Gravity had made its rule known over vast clouds of gas and dust. Many had coalesced, contracted, and at last collapsed. The gravity-squeezed gas became hotter and hotter, atoms thrusting together in the rough romance of nuclear reactions, releasing energy and transmuting elements. These glowing clouds became hot youthful stars of the first stellar generation, their fusion fires spendthrift with the bounty of gravity's first clasp.
Still, that initial blaze of starlight was but a dim reminder of the first moments of creation, when all of reality had been hotter by many orders of magnitude.
Clouds of glowing gas, hot young suns set within them like jewels in oil. Twists and spirals of electromagnetic fields. Ions and charged particles streaked along paths appointed by the fresh laws of this space-time continuum. The early days.
Such were the alien vistas observed by They Who Pass, peering through the distorted interdimensional windows of the cosmic strings.
The minds suspended in the other universe were fascinated, in their way, with this strange space-time continuum. They wished to study and examine these new laws roughly ruling the brawling new universe, as if in haste.
But how?
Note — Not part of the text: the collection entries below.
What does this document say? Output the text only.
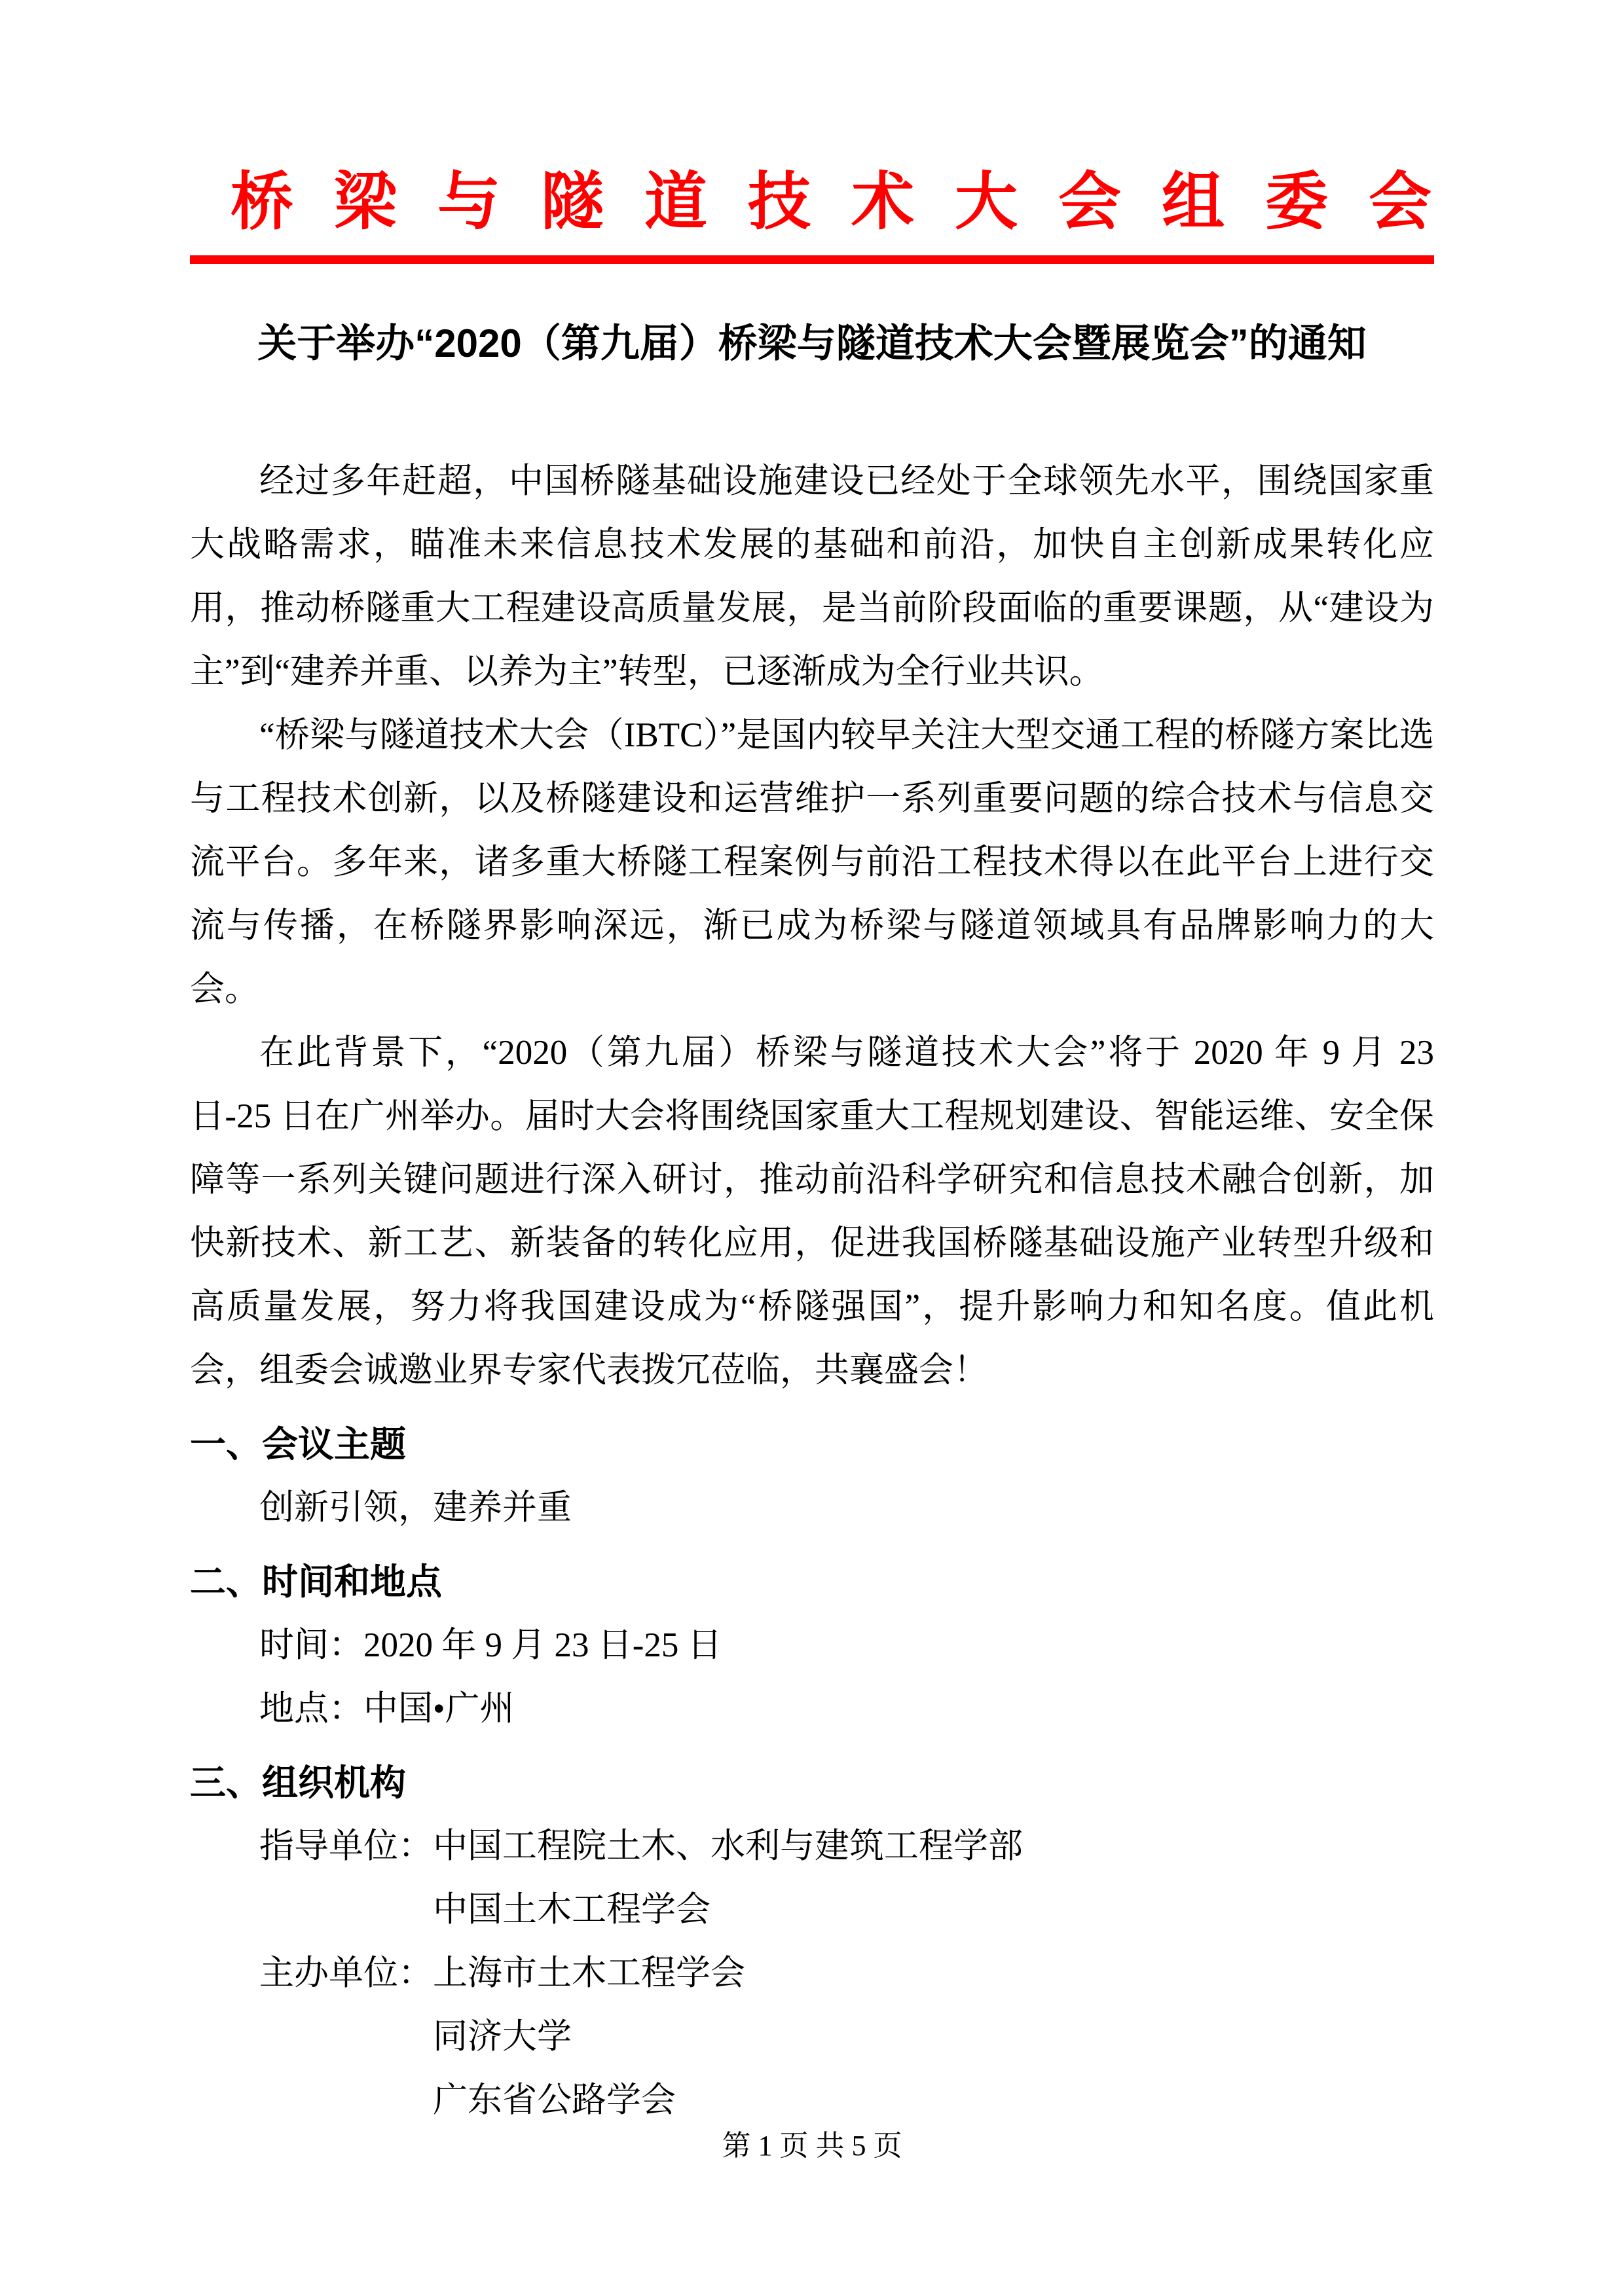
桥梁与隧道技术大会组委会
关于举办“2020（第九届）桥梁与隧道技术大会暨展览会”的通知

经过多年赶超，中国桥隧基础设施建设已经处于全球领先水平，围绕国家重大战略需求，瞄准未来信息技术发展的基础和前沿，加快自主创新成果转化应用，推动桥隧重大工程建设高质量发展，是当前阶段面临的重要课题，从“建设为主”到“建养并重、以养为主”转型，已逐渐成为全行业共识。

“桥梁与隧道技术大会（IBTC）”是国内较早关注大型交通工程的桥隧方案比选与工程技术创新，以及桥隧建设和运营维护一系列重要问题的综合技术与信息交流平台。多年来，诸多重大桥隧工程案例与前沿工程技术得以在此平台上进行交流与传播，在桥隧界影响深远，渐已成为桥梁与隧道领域具有品牌影响力的大会。

在此背景下，“2020（第九届）桥梁与隧道技术大会”将于 2020 年 9 月 23 日-25 日在广州举办。届时大会将围绕国家重大工程规划建设、智能运维、安全保障等一系列关键问题进行深入研讨，推动前沿科学研究和信息技术融合创新，加快新技术、新工艺、新装备的转化应用，促进我国桥隧基础设施产业转型升级和高质量发展，努力将我国建设成为“桥隧强国”，提升影响力和知名度。值此机会，组委会诚邀业界专家代表拨冗莅临，共襄盛会！

一、会议主题

创新引领，建养并重

二、时间和地点

时间：2020 年 9 月 23 日-25 日

地点：中国•广州

三、组织机构
指导单位：中国工程院土木、水利与建筑工程学部
中国土木工程学会
主办单位：上海市土木工程学会
同济大学
广东省公路学会
第 1 页 共 5 页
They Who Pass were ironically named; they could not pass, through the tortured windows between realities, into such an exotic and alien place. Even if such an act were possible, the laws of existence in the other universe were sufficiently different to make their own survival improbable. But complex data had passed from within the alien universe into their own. Surely the reciprocal would be found to be the case as well.